L'entrée de la Francophonie dans l'ère économique est-elle une « utopie ou une réalité » ? C'est la question à laquelle devront répondre les participants à la table ronde organisée à Montréal par le CERIUM ce vendredi.

On serait bien en peine de définir clairement cette « francophonie économique », qui n'est pour l'instant qu'une conviction, pas encore un engagement, encore moins une réalité tangible. Elle n'est pour autant ni une idée prématurée ni une nouvelle utopie mondialiste.

Cette ambition est-elle toutefois à la mesure des moyens mesurés et de la capacité d'influence politique de la Francophonie ?

À ceux qui se demandent encore « la Francophonie, combien de divisions ? », rappelons quelques chiffres. En 2010, les pays membres de l'espace francophone comptaient pour 14 % du revenu national brut mondial, 14 % des réserves mondiales de ressources minières et énergétiques, 14 % de la population mondiale, 20 % des échanges mondiaux de marchandises et 11 % des échanges mondiaux de produits et services culturels. Un potentiel gigantesque, mais en jachère.

LE RENOUVEAU AFRICAIN

La Stratégie économique francophone, adoptée lors du Sommet de Dakar, accorde « une priorité aux pays et régions francophones du continent africain engagés dans la transformation structurelle de leurs économies ». Ce choix, loin d'être le fruit du hasard, est plutôt la conséquence directe du renouveau de l'Afrique.

La croissance annuelle du PIB réel africain s'est accrue de 4,8 % entre 2006 et 2014. Elle devrait atteindre 5 % en 2016 et plus de 6 % en Afrique de l'Ouest. L'Afrique devrait bientôt renouer avec les impressionnants taux de croissance d'avant la crise économique mondiale de 2008, alors qu'elle affichait 6 %. Les investissements directs extérieurs (IDE) devraient atteindre 73,5 milliards US en 2015 et se diversifier au profit des services et des biens de consommation.

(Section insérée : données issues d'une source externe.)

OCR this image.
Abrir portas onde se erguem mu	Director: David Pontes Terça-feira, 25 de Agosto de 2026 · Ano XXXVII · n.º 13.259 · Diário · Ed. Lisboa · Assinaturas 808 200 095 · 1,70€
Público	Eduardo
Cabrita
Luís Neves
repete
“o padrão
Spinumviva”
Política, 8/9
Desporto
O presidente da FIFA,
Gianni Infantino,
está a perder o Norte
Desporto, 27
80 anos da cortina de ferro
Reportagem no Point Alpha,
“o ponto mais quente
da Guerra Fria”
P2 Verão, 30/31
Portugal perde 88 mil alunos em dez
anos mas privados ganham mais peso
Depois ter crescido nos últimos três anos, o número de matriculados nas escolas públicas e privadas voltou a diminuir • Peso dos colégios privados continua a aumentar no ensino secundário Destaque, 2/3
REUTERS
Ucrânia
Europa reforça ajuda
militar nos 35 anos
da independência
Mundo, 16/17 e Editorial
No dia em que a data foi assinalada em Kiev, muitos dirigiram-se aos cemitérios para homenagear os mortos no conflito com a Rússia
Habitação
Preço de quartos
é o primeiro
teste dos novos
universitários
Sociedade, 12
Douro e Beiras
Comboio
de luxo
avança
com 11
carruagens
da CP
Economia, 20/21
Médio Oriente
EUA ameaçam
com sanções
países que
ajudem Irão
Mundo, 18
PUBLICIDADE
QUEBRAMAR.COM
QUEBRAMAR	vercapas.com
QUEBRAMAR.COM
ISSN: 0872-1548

Pour autant, le projet d'une « francophonie économique », avec l'Afrique comme enjeu central, est-il réaliste ? À quelles conditions concilier les intérêts géopolitiques des pays du G8 et du G20 avec ceux de l'Afrique de l'Ouest ? Comment articuler le développement entre des acteurs si inégaux et aux intérêts trop souvent contradictoires ?

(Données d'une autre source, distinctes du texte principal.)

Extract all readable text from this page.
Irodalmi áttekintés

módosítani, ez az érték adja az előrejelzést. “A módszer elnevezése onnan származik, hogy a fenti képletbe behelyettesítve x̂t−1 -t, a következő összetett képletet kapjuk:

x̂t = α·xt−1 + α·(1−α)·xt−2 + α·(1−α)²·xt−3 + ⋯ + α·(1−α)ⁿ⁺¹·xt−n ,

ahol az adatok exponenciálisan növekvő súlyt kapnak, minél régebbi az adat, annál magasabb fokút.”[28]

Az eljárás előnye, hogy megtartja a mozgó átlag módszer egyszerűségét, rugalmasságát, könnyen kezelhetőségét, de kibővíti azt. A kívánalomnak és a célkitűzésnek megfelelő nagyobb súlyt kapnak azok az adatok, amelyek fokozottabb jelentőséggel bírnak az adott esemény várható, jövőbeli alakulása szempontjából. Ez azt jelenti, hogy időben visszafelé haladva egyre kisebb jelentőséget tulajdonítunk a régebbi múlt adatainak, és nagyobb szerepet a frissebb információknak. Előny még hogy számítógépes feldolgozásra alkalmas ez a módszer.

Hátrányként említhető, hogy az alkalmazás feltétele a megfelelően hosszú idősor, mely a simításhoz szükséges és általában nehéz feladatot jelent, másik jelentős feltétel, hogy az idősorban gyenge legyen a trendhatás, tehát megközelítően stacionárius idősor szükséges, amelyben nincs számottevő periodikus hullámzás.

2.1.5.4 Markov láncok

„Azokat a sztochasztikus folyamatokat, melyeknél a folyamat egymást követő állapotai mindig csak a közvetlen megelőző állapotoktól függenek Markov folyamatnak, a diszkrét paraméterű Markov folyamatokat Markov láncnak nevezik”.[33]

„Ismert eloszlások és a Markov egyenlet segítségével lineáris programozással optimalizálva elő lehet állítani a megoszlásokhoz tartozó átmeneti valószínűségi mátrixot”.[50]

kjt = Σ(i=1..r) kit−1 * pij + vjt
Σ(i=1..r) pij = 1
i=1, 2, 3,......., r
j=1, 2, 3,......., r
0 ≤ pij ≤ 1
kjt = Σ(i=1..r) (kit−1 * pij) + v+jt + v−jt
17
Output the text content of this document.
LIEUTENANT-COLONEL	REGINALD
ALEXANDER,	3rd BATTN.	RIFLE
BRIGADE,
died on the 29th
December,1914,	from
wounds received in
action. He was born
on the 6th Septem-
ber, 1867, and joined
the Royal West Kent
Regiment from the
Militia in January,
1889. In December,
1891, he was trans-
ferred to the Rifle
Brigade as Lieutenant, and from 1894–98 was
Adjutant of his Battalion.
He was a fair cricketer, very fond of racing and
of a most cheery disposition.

Ces questions sont actuellement sans réponse satisfaisante. Le concept d'une « francophonie économique » végète donc dans ce flou que les États cherchent laborieusement à débroussailler. Ce n'est pourtant pas une raison pour mettre cette idée sous éteignoir.

À l'évidence, l'espace économique francophone n'est pas assimilable à un espace régional intégré, encore moins à un ensemble structuré doté d'objectifs partagés et de règles communes.

Les échanges économiques y existent en dehors de tout cadre juridique et institutionnel global organisé. Quant à l'espace économique africain, francophone ou non, il n'est rien d'autre qu'une courtepointe fracturée, incapable de réguler efficacement les conditions de l'échange : CEDEAO, CEEAC, EAC, COMESA, UEOMA, CEMAC, etc.

Il y a urgence à construire un axe Québec-Afrique ayant pour pivot l'Afrique de l'Ouest, où se regroupent la majorité des pays francophones ou partiellement francophones. Pour l'instant, le Québec continue de reculer sur le vaste marché africain, sans stratégie, sans ambition, la tête remplie de bons sentiments, mais trop souvent les mains vides.

D'autres, pendant ce temps, occupent la place laissée vacante par notre immobilisme et notre désinvolture. À son échelle, qui n'est pas négligeable, le Québec dispose de nombreux atouts pour construire sur le continent africain, avec les États et à leur écoute, les premiers jalons d'une francophonie économique en mesure d'affronter la compétition multipolaire.

Devant ce défi, le Québec peut et doit montrer la voie aux autres pays de la Francophonie. Car, n'en doutons pas, si le Québec n'est pas partie prenante de la nouvelle dynamique de l'Afrique, il ne lui restera plus qu'à ramasser les miettes d'un rendez-vous manqué avec l'histoire de ce continent.